Era março de 2017, e Lucas Kallas, Luis Fernando Franceschini e Bruno Luciano, então controladores da Empabra, discutiam uma estratégia para afastar de vez da empresa os sócios originários João Henrique Pereira e Juarez de Oliveira Rabello, que ainda detinham ações da mineradora.
À época, os dois grupos enfrentavam uma disputa judicial em torno da companhia, autorizada a comercializar minério de ferro existente em rejeitos e pilhas situados na Serra do Curral.
De acordo com o relatório da Polícia Federal sobre a Operação Parcours enviado à Justiça na semana passada, foi a gestão Kallas, Franceschini e Luciano a responsável por criar um esquema bilionário de extração ilegal de minério de ferro da mina Grana Corumi, que perdurou de 2014 até o ano passado.
Em 2016 e 2017, João e Juarez alegaram na Justiça que tiveram seus acessos à mina negados pelo trio após contestarem a quantidade de minério que vinha sendo lavrado. E é justamente neste período que Lucas Kallas enviou a seus sócios um email que a Polícia Federal classificou como uma das provas dos crimes cometidos pelo trio.
Na mensagem eletrônica, enviada em 2 de março de 2017, Kallas mostra preocupação com o fato de a Green Metals – empresa usada pelo grupo para controlar a Empabra – ter filial em uma parte do complexo minerário operado pela mesma, o que, segundo ele, poderia ser “um ponto desfavorável” no processo de arbitragem entre os dois grupos.
“Outro ponto: hoje esteve o oficial de Justiça e falamos que não existe GM [Green Metals] e, sim, Empabra”, afirma Kallas no email. “E temos além de uma filial um alvará de 2017 ativo!
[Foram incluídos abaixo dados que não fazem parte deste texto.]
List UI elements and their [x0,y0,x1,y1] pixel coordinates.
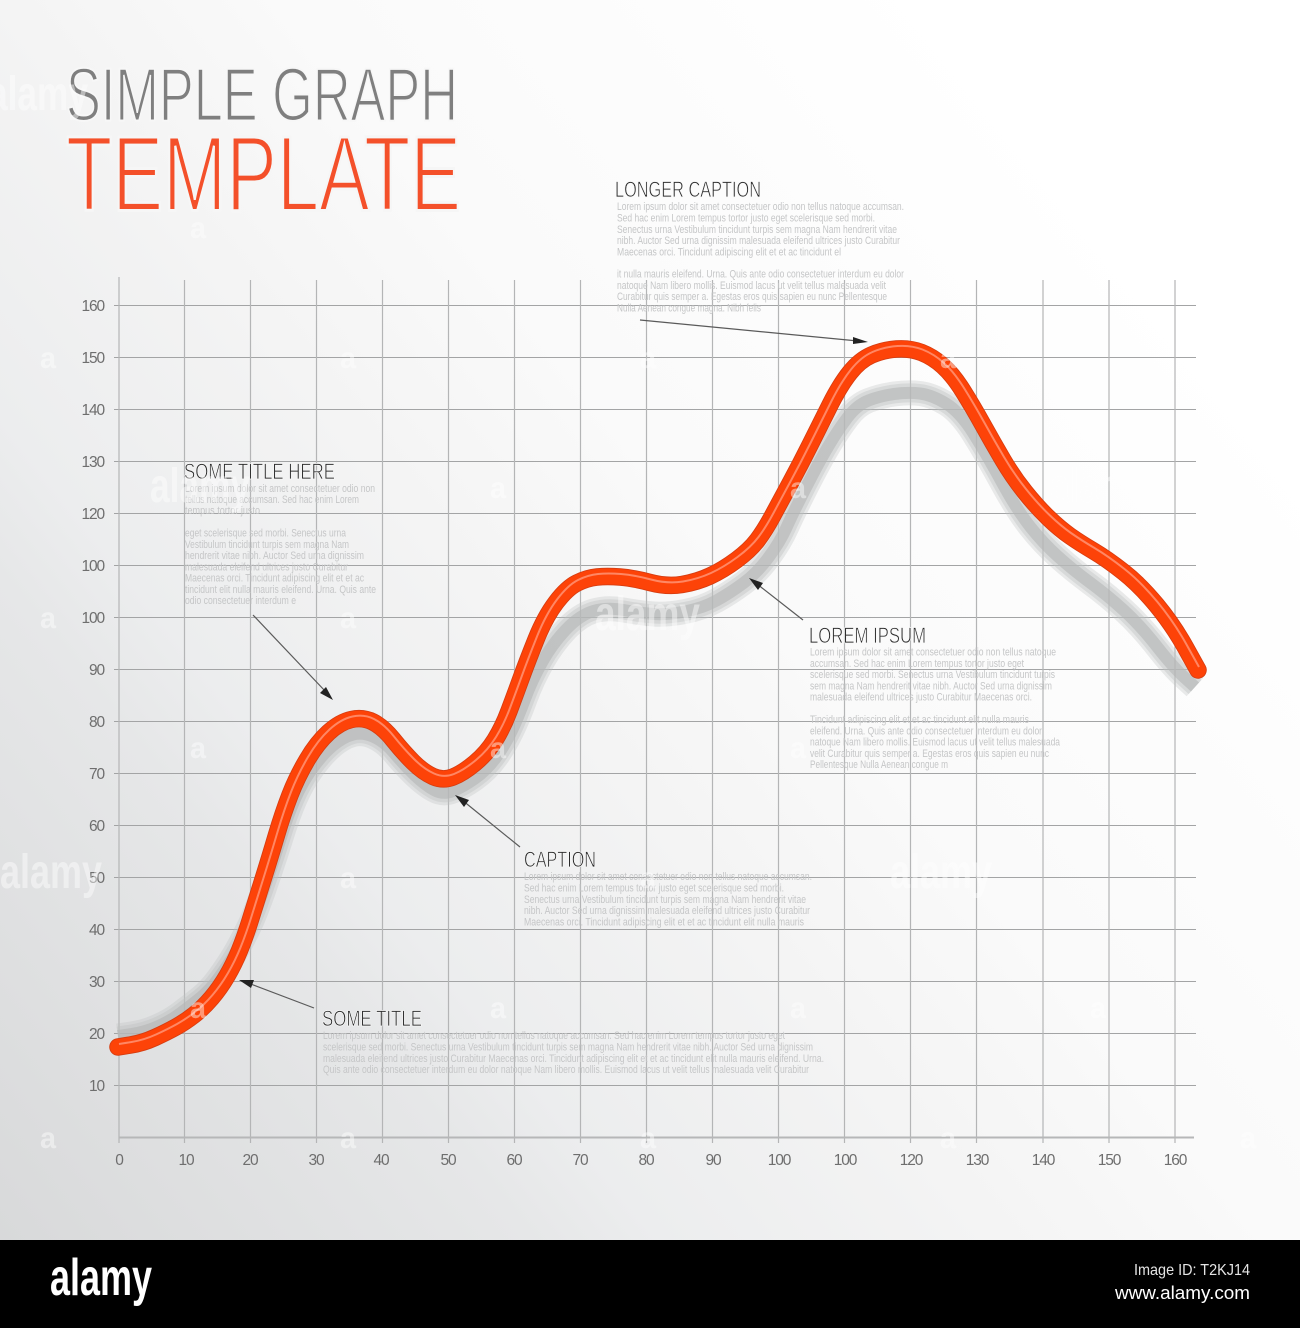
y axis labels: 50 [89,870,105,887]
watermarks: a [940,1122,956,1155]
x axis labels: 60 [506,1152,523,1169]
watermarks: alamy [890,846,992,899]
x axis labels: 120 [900,1152,924,1169]
watermarks: alamy [595,588,700,641]
footer bar [0,1240,1300,1328]
title: TEMPLATE [66,114,461,234]
arrow: caption [455,795,520,847]
x axis labels: 50 [440,1152,457,1169]
x axis labels: 160 [1164,1152,1188,1169]
x axis labels: 100 [834,1152,858,1169]
callout: lorem ipsum: velit Curabitur quis semper a. Egestas eros quis sapien eu nunc [810,748,1049,760]
website: www.alamy.com [1114,1283,1250,1303]
callout: longer caption: Nulla Aenean congue magna. Nibh felis [617,302,761,314]
x axis labels: 100 [768,1152,792,1169]
y axis labels: 160 [81,298,105,315]
callout: longer caption: Sed hac enim Lorem tempus tortor justo eget scelerisque sed morbi. [617,212,875,224]
watermarks: a [40,1122,56,1155]
image id: Image ID: T2KJ14 [1134,1262,1250,1279]
callout: lorem ipsum: accumsan. Sed hac enim Lorem tempus tortor justo eget [810,658,1024,670]
arrow: some title here [253,615,333,700]
x axis labels: 150 [1098,1152,1122,1169]
chart grid [114,277,1196,1143]
x axis labels: 90 [705,1152,722,1169]
callout: longer caption: Lorem ipsum dolor sit amet consectetuer odio non tellus natoque accumsan. [617,201,904,213]
x axis labels: 10 [178,1152,195,1169]
callout: some title here: SOME TITLE HERE [184,459,335,484]
watermarks: a [790,732,806,765]
callout: lorem ipsum: eleifend. Urna. Quis ante odio consectetuer interdum eu dolor [810,726,1042,738]
x axis labels: 20 [242,1152,259,1169]
callout: some title here: tempus tortor justo [185,505,260,517]
title [66,52,461,234]
callout: some title: Lorem ipsum dolor sit amet consectetuer odio non tellus natoque accumsan. Sed hac enim Lorem tempus tortor justo eget [323,1030,785,1042]
watermarks: a [490,472,506,505]
watermarks: a [490,732,506,765]
y axis labels: 100 [81,558,105,575]
watermarks: a [940,342,956,375]
watermarks: a [340,1122,356,1155]
watermarks: a [190,732,206,765]
watermarks: alamy [0,846,102,899]
callout: caption: CAPTION [524,847,596,872]
watermarks: a [790,472,806,505]
callout: some title here: tellus natoque accumsan. Sed hac enim Lorem [185,494,359,506]
watermarks: alamy [1050,460,1150,513]
callout: some title here: hendrerit vitae nibh. Auctor Sed urna dignissim [185,550,364,562]
watermarks: a [640,342,656,375]
callout: longer caption [615,177,904,314]
callout: longer caption: Curabitur quis semper a. Egestas eros quis sapien eu nunc Pellentesque [617,291,887,303]
callout: some title here: Vestibulum tincidunt turpis sem magna Nam [185,539,349,551]
callout: longer caption: it nulla mauris eleifend. Urna. Quis ante odio consectetuer interdum eu dolor [617,268,904,280]
callout: lorem ipsum: Lorem ipsum dolor sit amet consectetuer odio non tellus natoque [810,646,1056,658]
callout: some title here [184,459,376,607]
callout: lorem ipsum: Pellentesque Nulla Aenean congue m [810,759,948,771]
arrow: lorem ipsum [749,578,803,620]
callout: some title: Quis ante odio consectetuer interdum eu dolor natoque Nam libero mollis. Euismod lacus ut velit tellus malesuada velit Curabitur [323,1064,809,1076]
x axis labels: 30 [308,1152,325,1169]
watermarks: alamy [150,460,250,513]
callout: lorem ipsum: natoque Nam libero mollis. Euismod lacus ut velit tellus malesuada [810,736,1061,748]
callout: some title: scelerisque sed morbi. Senectus urna Vestibulum tincidunt turpis sem magna Nam hendrerit vitae nibh. Auctor Sed urna dignissim [323,1042,813,1054]
y axis labels: 10 [89,1078,105,1095]
watermarks [0,68,1256,1155]
watermarks: a [40,602,56,635]
callout: some title here: odio consectetuer interdum e [185,595,296,607]
x axis labels: 80 [638,1152,655,1169]
x axis labels: 40 [373,1152,390,1169]
watermarks: a [790,992,806,1025]
callout: longer caption: Senectus urna Vestibulum tincidunt turpis sem magna Nam hendrerit vitae [617,224,897,236]
y axis labels: 100 [81,610,105,627]
watermarks: a [1240,1122,1256,1155]
x axis labels: 70 [572,1152,589,1169]
callout: caption: Senectus urna Vestibulum tincidunt turpis sem magna Nam hendrerit vitae [524,894,806,906]
watermarks: a [340,862,356,895]
callout: longer caption: nibh. Auctor Sed urna dignissim malesuada eleifend ultrices justo Curabitur [617,235,900,247]
callout: caption: Lorem ipsum dolor sit amet consectetuer odio non tellus natoque accumsan. [524,871,812,883]
watermarks: a [340,602,356,635]
y axis labels: 150 [81,350,105,367]
callout: lorem ipsum: scelerisque sed morbi. Senectus urna Vestibulum tincidunt turpis [810,669,1055,681]
watermarks: a [1090,992,1106,1025]
title: SIMPLE GRAPH [66,52,458,136]
red curve [118,346,1199,1047]
callout: caption: Sed hac enim Lorem tempus tortor justo eget scelerisque sed morbi. [524,882,784,894]
y axis labels: 60 [89,818,105,835]
callout: some title: SOME TITLE [322,1006,422,1031]
callout: longer caption: Maecenas orci. Tincidunt adipiscing elit et et ac tincidunt el [617,246,841,258]
callout: some title here: malesuada eleifend ultrices justo Curabitur [185,562,348,574]
arrow: some title [239,980,314,1008]
y axis labels [81,298,105,1095]
x axis labels: 140 [1032,1152,1056,1169]
callout: caption: Maecenas orci. Tincidunt adipiscing elit et et ac tincidunt elit nulla mauris [524,916,804,928]
y axis labels: 80 [89,714,105,731]
callout: some title [322,1006,824,1076]
callout: some title here: eget scelerisque sed morbi. Senectus urna [185,528,347,540]
callout: caption [524,847,812,928]
callout: longer caption: LONGER CAPTION [615,177,761,202]
x axis labels [115,1152,1188,1169]
arrow: longer caption [640,320,868,344]
curve shadow [118,393,1195,1036]
y axis labels: 30 [89,974,105,991]
y axis labels: 40 [89,922,105,939]
y axis labels: 130 [81,454,105,471]
watermarks: a [640,1122,656,1155]
watermarks: a [190,992,206,1025]
watermarks: a [490,992,506,1025]
y axis labels: 20 [89,1026,105,1043]
watermarks: a [640,862,656,895]
callout: some title: malesuada eleifend ultrices justo Curabitur Maecenas orci. Tincidunt adipiscing elit et et ac tincidunt elit nulla mauris eleifend. Urna. [323,1053,824,1065]
y axis labels: 90 [89,662,105,679]
callout: lorem ipsum [809,623,1061,771]
footer logo: alamy [50,1249,152,1307]
callout: longer caption: natoque Nam libero mollis. Euismod lacus ut velit tellus malesuada velit [617,280,886,292]
x axis labels: 0 [115,1152,124,1169]
callout: lorem ipsum: malesuada eleifend ultrices justo Curabitur Maecenas orci. [810,692,1032,704]
callout: caption: nibh. Auctor Sed urna dignissim malesuada eleifend ultrices justo Curabitur [524,905,810,917]
watermarks: a [340,342,356,375]
watermarks: a [190,212,206,245]
y axis labels: 140 [81,402,105,419]
watermarks: a [40,342,56,375]
callout: some title here: tincidunt elit nulla mauris eleifend. Urna. Quis ante [185,584,376,596]
callout: lorem ipsum: sem magna Nam hendrerit vitae nibh. Auctor Sed urna dignissim [810,680,1052,692]
callout: lorem ipsum: Tincidunt adipiscing elit et et ac tincidunt elit nulla mauris [810,714,1029,726]
y axis labels: 120 [81,506,105,523]
callout: some title here: Maecenas orci. Tincidunt adipiscing elit et et ac [185,572,364,584]
callout: lorem ipsum: LOREM IPSUM [809,623,926,648]
y axis labels: 70 [89,766,105,783]
callout: some title here: Lorem ipsum dolor sit amet consectetuer odio non [185,483,375,495]
x axis labels: 130 [966,1152,990,1169]
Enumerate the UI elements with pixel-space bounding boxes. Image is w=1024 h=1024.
Importante foco total neste assunto, pois estamos deixando batom na cueca e do outro lado temos advogados focados e experientes!”, complementa.
Em outro email, enviado aos sócios no mesmo dia, Kallas também demonstra preocupação com o endereço da filial da Green Metals e opina que o trio deveria “pedir a baixa imediata na Prefeitura de Raposos devido à ação JJ [referência a João e Juarez]”.
Procurada, a assessoria de imprensa de Lucas Kallas disse que a defesa do empresário tem “plena confiança na demonstração de inocência de Lucas Kallas, pois o indiciamento requenta fatos antigos, já investigados e arquivados pela Justiça”. “Lucas não tem relação com a empresa investigada desde 2017 e, antes disso, havia sido apenas investidor”, acrescenta.
A operação
Segundo a Polícia Federal, Kallas, Franceschini e Luciano criaram um esquema de extração de minério de ferro da mina Granja Corumi a partir de um acordo com a Prefeitura de Belo Horizonte, que previa apenas a comercialização de minério existente em rejeitos e pilhas.
O relatório da PF diz que, em determinado momento do esquema, a Empabra chegou a extrair 100 mil toneladas por mês de minério de ferro ilegal.